In Sheffield, a selective health visitor three-year review programme was set up in 1995 in advance of the 2003 Health for All Children Four national recommendations. This study aimed to determine how effective this targeted programme was, alongside other preschool surveillance services, in the early identification of children who developed special educational needs by their sixth birthday. The available records of 74 children with special educational needs born between April 1994 and March 1995 were studied to determine when and how their problems were identified. Results showed that the three-year review programme was reasonably well targeted on children who later developed SEN, but a significant proportion were identified both before and after the three-year review stage by other means. This points to early identification of SEN children being a multi-professional responsibility, requiring both improved information systems and the exchange of information between professionals.

From street-level bureaucrats to street-level policy entrepreneurs? Central policy and local action in lottery-funded community cancer care

R. Petchey, J. Williams and Y.H. Carter

Social Policy and Administration, vol. 42, 2008, p. 56-76

'Policy entrepreneurs' at the national and local level are individuals or organisations who help to open policy windows by investing time and resources in registering a specific issue on the policy agenda or promoting a particular solution to it. The fact that something is a national policy priority does not guarantee action locally; rather, it needs to appear on the policy agenda at both levels at the same time for successful implementation to occur. This article explores the relationship between central policy and local implementation in the context of a lottery-funded initiative to develop community cancer care in the UK. It examines the relationships between the Lottery Fund and central government; between it and the projects it funded; and between the projects and the local economy of cancer care. Evidence of success in both the vertical cascading of policy and local policy innovation was found. Due to two features of lottery funding, projects were buffered from both national policy change and from competing local priorities. In this protected space, street level policy entrepreneurs played a key role in developing cancer care innovations for adoption by mainstream funding agencies.
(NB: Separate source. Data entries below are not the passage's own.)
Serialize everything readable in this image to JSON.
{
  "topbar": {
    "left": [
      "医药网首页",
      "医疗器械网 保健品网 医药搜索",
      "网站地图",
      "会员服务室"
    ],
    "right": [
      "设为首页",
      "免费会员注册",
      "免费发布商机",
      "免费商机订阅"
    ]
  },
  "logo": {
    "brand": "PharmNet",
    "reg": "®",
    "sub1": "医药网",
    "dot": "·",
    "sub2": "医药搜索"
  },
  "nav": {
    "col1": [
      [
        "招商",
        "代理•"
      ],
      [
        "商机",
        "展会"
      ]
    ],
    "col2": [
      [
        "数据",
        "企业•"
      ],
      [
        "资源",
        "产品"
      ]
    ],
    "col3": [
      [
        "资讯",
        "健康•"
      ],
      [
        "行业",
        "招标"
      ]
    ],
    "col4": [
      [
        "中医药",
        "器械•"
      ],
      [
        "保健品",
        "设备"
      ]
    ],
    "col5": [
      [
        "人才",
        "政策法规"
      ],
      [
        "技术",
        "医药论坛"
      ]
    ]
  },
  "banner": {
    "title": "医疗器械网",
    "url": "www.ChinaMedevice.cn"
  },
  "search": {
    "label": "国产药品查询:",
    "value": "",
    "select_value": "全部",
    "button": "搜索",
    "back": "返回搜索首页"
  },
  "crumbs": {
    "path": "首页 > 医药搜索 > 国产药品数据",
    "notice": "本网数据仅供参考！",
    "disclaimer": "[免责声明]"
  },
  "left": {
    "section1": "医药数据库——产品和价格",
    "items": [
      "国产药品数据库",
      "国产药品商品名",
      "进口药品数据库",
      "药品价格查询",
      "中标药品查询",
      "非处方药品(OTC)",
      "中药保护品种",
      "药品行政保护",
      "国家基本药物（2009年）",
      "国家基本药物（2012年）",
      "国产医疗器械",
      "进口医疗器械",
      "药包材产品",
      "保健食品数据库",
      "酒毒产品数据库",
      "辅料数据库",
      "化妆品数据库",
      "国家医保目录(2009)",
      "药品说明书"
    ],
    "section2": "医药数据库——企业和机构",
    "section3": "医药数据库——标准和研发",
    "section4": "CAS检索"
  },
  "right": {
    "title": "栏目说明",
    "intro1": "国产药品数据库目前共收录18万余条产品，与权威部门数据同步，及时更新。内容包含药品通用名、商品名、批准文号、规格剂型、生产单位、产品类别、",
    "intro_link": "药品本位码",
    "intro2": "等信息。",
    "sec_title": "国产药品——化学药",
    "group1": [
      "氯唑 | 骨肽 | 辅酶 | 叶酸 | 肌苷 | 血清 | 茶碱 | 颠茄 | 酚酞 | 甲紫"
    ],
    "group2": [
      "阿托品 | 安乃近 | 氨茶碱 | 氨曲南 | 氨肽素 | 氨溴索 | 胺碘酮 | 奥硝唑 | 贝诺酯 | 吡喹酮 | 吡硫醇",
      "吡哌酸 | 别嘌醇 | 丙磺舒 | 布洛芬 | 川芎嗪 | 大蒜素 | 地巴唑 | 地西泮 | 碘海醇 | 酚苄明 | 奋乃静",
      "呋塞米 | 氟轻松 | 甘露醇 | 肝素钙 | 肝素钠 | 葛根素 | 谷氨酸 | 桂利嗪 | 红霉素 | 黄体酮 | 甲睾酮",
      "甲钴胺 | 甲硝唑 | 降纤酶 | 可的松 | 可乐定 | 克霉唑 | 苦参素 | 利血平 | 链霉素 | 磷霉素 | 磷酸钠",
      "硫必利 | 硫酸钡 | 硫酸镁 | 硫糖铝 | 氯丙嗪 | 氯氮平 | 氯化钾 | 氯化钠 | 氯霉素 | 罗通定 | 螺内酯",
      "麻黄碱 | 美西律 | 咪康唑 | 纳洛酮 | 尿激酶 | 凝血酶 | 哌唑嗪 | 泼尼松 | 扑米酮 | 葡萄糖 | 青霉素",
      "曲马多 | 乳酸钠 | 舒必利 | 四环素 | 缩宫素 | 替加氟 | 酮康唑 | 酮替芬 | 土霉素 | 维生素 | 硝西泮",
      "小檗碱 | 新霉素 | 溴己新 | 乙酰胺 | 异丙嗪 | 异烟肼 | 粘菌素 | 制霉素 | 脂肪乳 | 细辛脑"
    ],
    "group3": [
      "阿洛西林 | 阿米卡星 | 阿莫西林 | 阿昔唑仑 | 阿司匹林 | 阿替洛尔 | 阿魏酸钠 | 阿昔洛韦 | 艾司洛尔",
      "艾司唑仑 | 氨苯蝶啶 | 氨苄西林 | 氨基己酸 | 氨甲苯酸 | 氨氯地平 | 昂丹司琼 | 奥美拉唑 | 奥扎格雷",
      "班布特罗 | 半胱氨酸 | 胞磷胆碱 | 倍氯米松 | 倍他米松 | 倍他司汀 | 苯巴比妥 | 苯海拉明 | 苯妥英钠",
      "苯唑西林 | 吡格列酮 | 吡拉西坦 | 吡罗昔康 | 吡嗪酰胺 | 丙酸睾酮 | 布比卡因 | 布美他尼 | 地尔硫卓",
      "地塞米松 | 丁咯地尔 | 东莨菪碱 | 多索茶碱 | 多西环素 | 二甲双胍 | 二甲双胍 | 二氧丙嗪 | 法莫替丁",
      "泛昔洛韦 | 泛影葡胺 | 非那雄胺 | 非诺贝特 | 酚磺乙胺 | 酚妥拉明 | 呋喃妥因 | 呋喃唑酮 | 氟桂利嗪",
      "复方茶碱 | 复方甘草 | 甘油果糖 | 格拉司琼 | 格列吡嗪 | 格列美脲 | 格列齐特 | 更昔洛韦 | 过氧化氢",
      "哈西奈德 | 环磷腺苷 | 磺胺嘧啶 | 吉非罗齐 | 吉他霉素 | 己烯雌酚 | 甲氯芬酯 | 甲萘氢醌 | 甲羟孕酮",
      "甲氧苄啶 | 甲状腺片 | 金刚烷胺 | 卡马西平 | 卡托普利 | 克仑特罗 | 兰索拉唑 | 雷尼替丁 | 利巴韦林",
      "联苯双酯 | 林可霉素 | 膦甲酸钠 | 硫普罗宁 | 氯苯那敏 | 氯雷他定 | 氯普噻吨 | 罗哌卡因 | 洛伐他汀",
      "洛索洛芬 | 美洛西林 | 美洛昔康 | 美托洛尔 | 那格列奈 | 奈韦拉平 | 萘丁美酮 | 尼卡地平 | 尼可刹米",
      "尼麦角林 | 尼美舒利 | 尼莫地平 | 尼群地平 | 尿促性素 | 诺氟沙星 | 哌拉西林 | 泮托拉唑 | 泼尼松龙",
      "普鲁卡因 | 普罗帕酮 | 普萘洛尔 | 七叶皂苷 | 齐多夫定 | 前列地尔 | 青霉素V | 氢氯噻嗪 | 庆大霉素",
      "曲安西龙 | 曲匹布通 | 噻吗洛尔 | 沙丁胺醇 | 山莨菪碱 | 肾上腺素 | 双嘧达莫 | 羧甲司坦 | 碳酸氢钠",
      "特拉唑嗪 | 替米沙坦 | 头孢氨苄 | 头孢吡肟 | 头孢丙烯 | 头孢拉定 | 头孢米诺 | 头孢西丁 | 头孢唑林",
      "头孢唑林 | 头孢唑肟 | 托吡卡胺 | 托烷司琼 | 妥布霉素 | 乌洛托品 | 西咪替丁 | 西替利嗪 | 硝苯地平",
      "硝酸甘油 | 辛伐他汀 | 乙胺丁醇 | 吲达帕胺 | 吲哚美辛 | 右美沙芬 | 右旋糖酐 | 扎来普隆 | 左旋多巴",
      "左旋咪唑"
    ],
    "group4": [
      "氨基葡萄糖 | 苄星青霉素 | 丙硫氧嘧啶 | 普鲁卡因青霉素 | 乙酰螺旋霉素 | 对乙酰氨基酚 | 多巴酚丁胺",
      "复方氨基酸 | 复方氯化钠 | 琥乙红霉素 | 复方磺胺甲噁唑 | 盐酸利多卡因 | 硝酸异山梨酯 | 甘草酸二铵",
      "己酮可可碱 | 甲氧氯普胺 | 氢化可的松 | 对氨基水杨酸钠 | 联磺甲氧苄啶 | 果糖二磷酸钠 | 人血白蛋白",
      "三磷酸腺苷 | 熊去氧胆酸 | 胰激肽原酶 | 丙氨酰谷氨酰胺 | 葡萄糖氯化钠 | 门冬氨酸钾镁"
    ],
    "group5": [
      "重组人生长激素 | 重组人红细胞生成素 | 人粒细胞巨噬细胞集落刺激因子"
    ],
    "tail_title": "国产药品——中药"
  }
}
Integrated healthcare services: the future of commissioning and provision of out-of-hospital healthcare in the NHS

M. Irani

NHS Alliance, 2008

The report warns that adversarial competition, resulting from practice-based commissioning and payment-by-results, has led to primary care trusts, acute and foundation trusts competing for organisational preservation, while clinicians have retreated into professional self-preservation mode. The report proposes integrated provider organisations based around one or more practice-based commissioning groups, depending on population size. It also suggests the creation of community specialists and consultants, whose status would be equal to their hospital-based counterparts.

A tale of two cities and beyond: why getting even is proving tricky

S. Gainsbury

Health Service Journal, Jan. 24th 2008, p. 12-13

There are wide variations and inequities among primary care trusts in spending on coronary heart disease and prevention of premature deaths from the condition. The rate at which GPs detect heart disease patients and put them on their disease registers also varies across the country and between PCTs with similar premature death rates. Government has set an ambitious target of reducing the life expectancy gap between the 62 most deprived PCT areas and the England average by 10% from the 1996 baseline by 2010. In order for this to be achieved there are calls for better incentives for GPs to relocate to deprived areas and actively seek out cases.